Agree. What I meant was that being at the pointy end he is the easy scapegoat. He needs things to go well more than anyone, as failure, even if he had no control over it, vests back with him, and its repercussions.

As I explained in another thread, it’s not logical for China to engage in warfare for the ff. reasons:

It’s been winning through soft power across two decades. Back in the early 1980s, the U.S. was the major trading partner of most countries. Now, it’s China, and it didn’t need its military or onerous foreign policies to achieve that but bilateral relations.

Taiwan has little by way of resources or anything that China needs. On the other hand, Taiwan is heavily reliant on China as a trading partner, and the same goes for the U.S., which together with most countries don’t even recognize Taiwan as a sovereign state.

Chinese expansion in the SCS mirrors that of Taiwan, which also claims much of it, as wel as that of Vietnam, Malaysia, and the Philippines, which also have installations in the region. What’s also ironic is that it’s Malaysia that has the most installations.

If any, the goal is not so much expansionism but to counter a U.S. grand chessboard strategy of using over 800 military bases and installations to coerce weak nations and to encircle both Russia and China.

China has many economic problems, but not as bad as those of the U.S., which has something like $70 trillion in total debts, up to $200 trillion in unfunded liabilities, and four decades of heavy borrowing and spending that can only be maintained through warfare (some argue almost all of its 240+ years). That’s why it has to maintain the constant attacks against China, Russia, and other countries that attempts to defy it, including the Philippines, Iran, and so on.

The latter point should also be considered in terms of China, which has not been at war since 1979. That means even its most senior military commanders have no combat experience. In contrast, some argue that one reason the U.S. goes to war besides justifying high military costs is to exercise its troops, with the results in the case of Afghanistan has led to trillions of dollars and up to a million lives lost, and mostly unarmed civilians. Would China dare fight against a battle-hardened warmonger and its subalterns?

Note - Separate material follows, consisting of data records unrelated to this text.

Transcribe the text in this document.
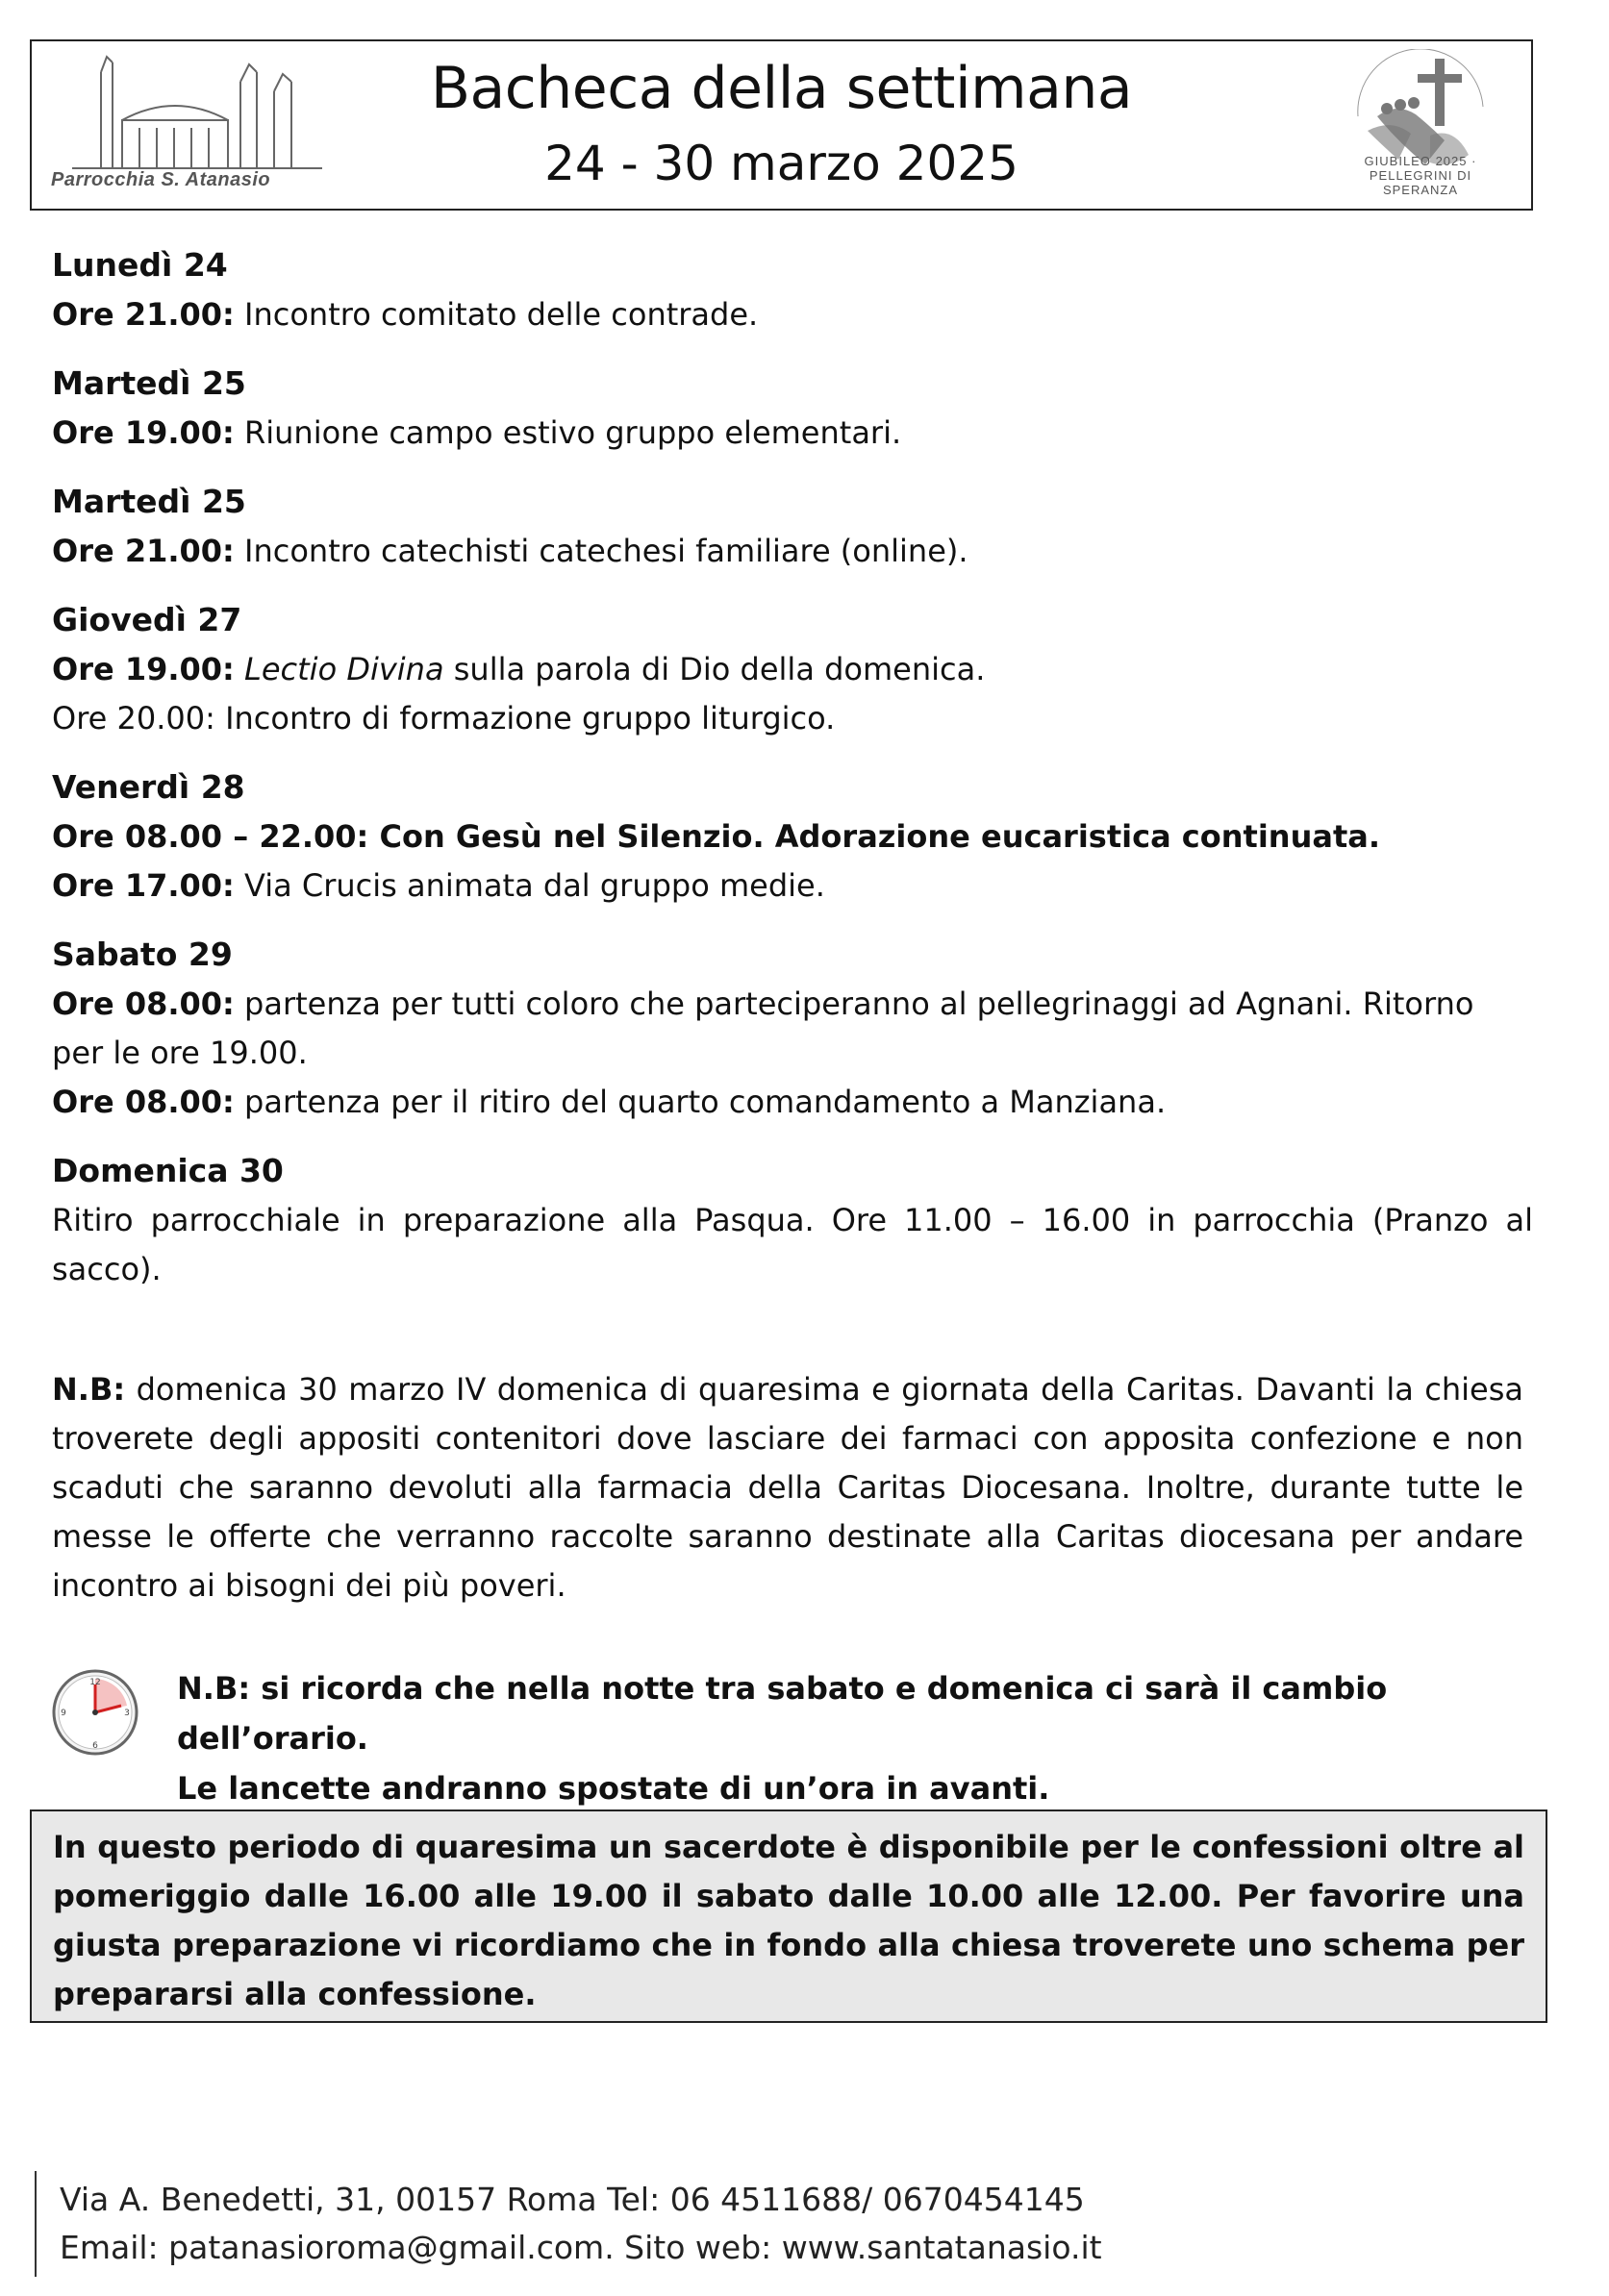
Parrocchia S. Atanasio
Bacheca della settimana
24 - 30 marzo 2025	GIUBILEO 2025 · PELLEGRINI DI SPERANZA
Lunedì 24
Ore 21.00: Incontro comitato delle contrade.
Martedì 25
Ore 19.00: Riunione campo estivo gruppo elementari.
Martedì 25
Ore 21.00: Incontro catechisti catechesi familiare (online).
Giovedì 27
Ore 19.00: Lectio Divina sulla parola di Dio della domenica.
Ore 20.00: Incontro di formazione gruppo liturgico.
Venerdì 28
Ore 08.00 – 22.00: Con Gesù nel Silenzio. Adorazione eucaristica continuata.
Ore 17.00: Via Crucis animata dal gruppo medie.
Sabato 29
Ore 08.00: partenza per tutti coloro che parteciperanno al pellegrinaggi ad Agnani. Ritorno per le ore 19.00.
Ore 08.00: partenza per il ritiro del quarto comandamento a Manziana.
Domenica 30
Ritiro parrocchiale in preparazione alla Pasqua. Ore 11.00 – 16.00 in parrocchia (Pranzo al sacco).
N.B: domenica 30 marzo IV domenica di quaresima e giornata della Caritas. Davanti la chiesa troverete degli appositi contenitori dove lasciare dei farmaci con apposita confezione e non scaduti che saranno devoluti alla farmacia della Caritas Diocesana. Inoltre, durante tutte le messe le offerte che verranno raccolte saranno destinate alla Caritas diocesana per andare incontro ai bisogni dei più poveri.
12
3
6
9
N.B: si ricorda che nella notte tra sabato e domenica ci sarà il cambio dell’orario.
Le lancette andranno spostate di un’ora in avanti.

In questo periodo di quaresima un sacerdote è disponibile per le confessioni oltre al pomeriggio dalle 16.00 alle 19.00 il sabato dalle 10.00 alle 12.00. Per favorire una giusta preparazione vi ricordiamo che in fondo alla chiesa troverete uno schema per prepararsi alla confessione.

Via A. Benedetti, 31, 00157 Roma Tel: 06 4511688/ 0670454145
Email: patanasioroma@gmail.com. Sito web: www.santatanasio.it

Finally, in terms of economics, from what I gathered the CPP continues to follow a similar model as those found in Asian countries, which include heavy regulation, centralized economic planning, and nationalism backed by authoritarianism. But like some of the same, it has also been liberalizing:

It’s not just Evergrande; it’s probably a substantial chunk of the property development business in China, which is probably about a third of its GDP. We’re not even talking about the ripple effects. And then you throw in the impact of their energy crisis and China’s now staring down the barrel of not only less capital inflows but also capital outflows, which their economy isn’t really built to handle. A lot of Chinese - a lot - have a lot of their household wealth tied up in property, and now those property values are tanking in some cases, or they’re tied up in development that will never happen. China’s in a precarious place. I think they will eventually recover but the next few years could be rocky.

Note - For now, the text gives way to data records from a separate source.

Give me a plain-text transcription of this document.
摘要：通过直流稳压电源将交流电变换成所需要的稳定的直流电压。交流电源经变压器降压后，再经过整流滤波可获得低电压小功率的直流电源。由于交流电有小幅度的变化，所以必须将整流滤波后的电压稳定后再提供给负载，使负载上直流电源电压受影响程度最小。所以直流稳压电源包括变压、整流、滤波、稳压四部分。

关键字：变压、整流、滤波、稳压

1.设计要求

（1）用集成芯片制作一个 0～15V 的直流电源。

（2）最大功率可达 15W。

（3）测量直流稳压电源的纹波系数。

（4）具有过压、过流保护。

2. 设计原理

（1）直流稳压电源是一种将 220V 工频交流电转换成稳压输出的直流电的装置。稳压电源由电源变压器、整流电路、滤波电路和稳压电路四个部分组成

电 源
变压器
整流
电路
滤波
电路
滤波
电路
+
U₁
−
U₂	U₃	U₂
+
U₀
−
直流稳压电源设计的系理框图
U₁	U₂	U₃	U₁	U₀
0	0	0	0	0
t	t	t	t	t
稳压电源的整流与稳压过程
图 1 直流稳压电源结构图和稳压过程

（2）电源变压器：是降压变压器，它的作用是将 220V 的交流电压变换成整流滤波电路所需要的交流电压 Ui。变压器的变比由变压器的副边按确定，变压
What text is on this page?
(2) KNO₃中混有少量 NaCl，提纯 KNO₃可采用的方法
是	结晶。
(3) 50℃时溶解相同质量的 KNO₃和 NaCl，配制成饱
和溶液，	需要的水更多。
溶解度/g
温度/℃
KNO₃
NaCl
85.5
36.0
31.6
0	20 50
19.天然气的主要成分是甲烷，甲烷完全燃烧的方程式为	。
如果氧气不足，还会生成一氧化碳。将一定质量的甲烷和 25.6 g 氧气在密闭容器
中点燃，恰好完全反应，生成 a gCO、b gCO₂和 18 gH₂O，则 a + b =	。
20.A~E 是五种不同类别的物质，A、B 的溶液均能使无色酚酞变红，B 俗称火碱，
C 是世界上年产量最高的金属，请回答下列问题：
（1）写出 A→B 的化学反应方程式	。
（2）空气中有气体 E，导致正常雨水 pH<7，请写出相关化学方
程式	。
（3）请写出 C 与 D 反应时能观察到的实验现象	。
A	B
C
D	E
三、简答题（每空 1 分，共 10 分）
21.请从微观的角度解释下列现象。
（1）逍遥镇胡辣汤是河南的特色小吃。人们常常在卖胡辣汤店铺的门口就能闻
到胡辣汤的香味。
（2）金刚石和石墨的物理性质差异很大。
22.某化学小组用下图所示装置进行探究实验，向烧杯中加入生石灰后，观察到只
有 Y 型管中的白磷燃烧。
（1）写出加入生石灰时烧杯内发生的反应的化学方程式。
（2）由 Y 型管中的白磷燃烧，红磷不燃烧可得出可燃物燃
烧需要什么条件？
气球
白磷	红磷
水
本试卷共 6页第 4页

I have to point out this marvelous phone induced typo. This should become part of the language.
There was an interesting article in the Times about the outflow of people from Hong Kong, especially those with money, helped in part by the British visas for residents. Schools are now under capacity and some of the better ones, which used to have waiting lists, are desperately recruiting.

Predicting rare events is impossible, and China launching a substantial war is rare. Last time they did it was 1979 against Vietnam, and Wikipedia, or at least the Western estimate they cite, says China lost 26,000 dead to accomplish basically nothing.

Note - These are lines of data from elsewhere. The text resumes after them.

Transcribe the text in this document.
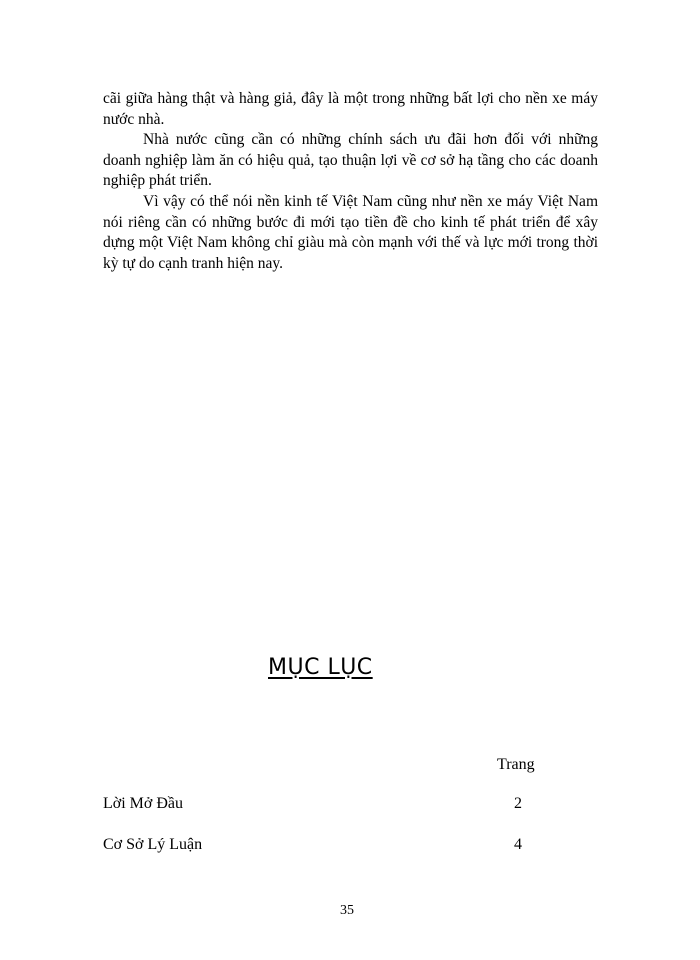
cãi giữa hàng thật và hàng giả, đây là một trong những bất lợi cho nền xe máy nước nhà.

Nhà nước cũng cần có những chính sách ưu đãi hơn đối với những doanh nghiệp làm ăn có hiệu quả, tạo thuận lợi về cơ sở hạ tầng cho các doanh nghiệp phát triển.

Vì vậy có thể nói nền kinh tế Việt Nam cũng như nền xe máy Việt Nam nói riêng cần có những bước đi mới tạo tiền đề cho kinh tế phát triển để xây dựng một Việt Nam không chỉ giàu mà còn mạnh với thế và lực mới trong thời kỳ tự do cạnh tranh hiện nay.

MỤC LỤC
Trang
Lời Mở Đầu	2
Cơ Sở Lý Luận	4
35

But it seems in the nature of superpowers that they eventually will launch a war.

One important fact is that 70% of household wealth in China is tied to real estate.

It appears that people are - quite reasonably - scared of buying now, and if real estate values plummet so does wealth. The government, which encouraged this bubble, is in a dilemma since if they bail Evergrande out they will encourage even more such behavior, but if they let them fail it could lead to a real estate collapse.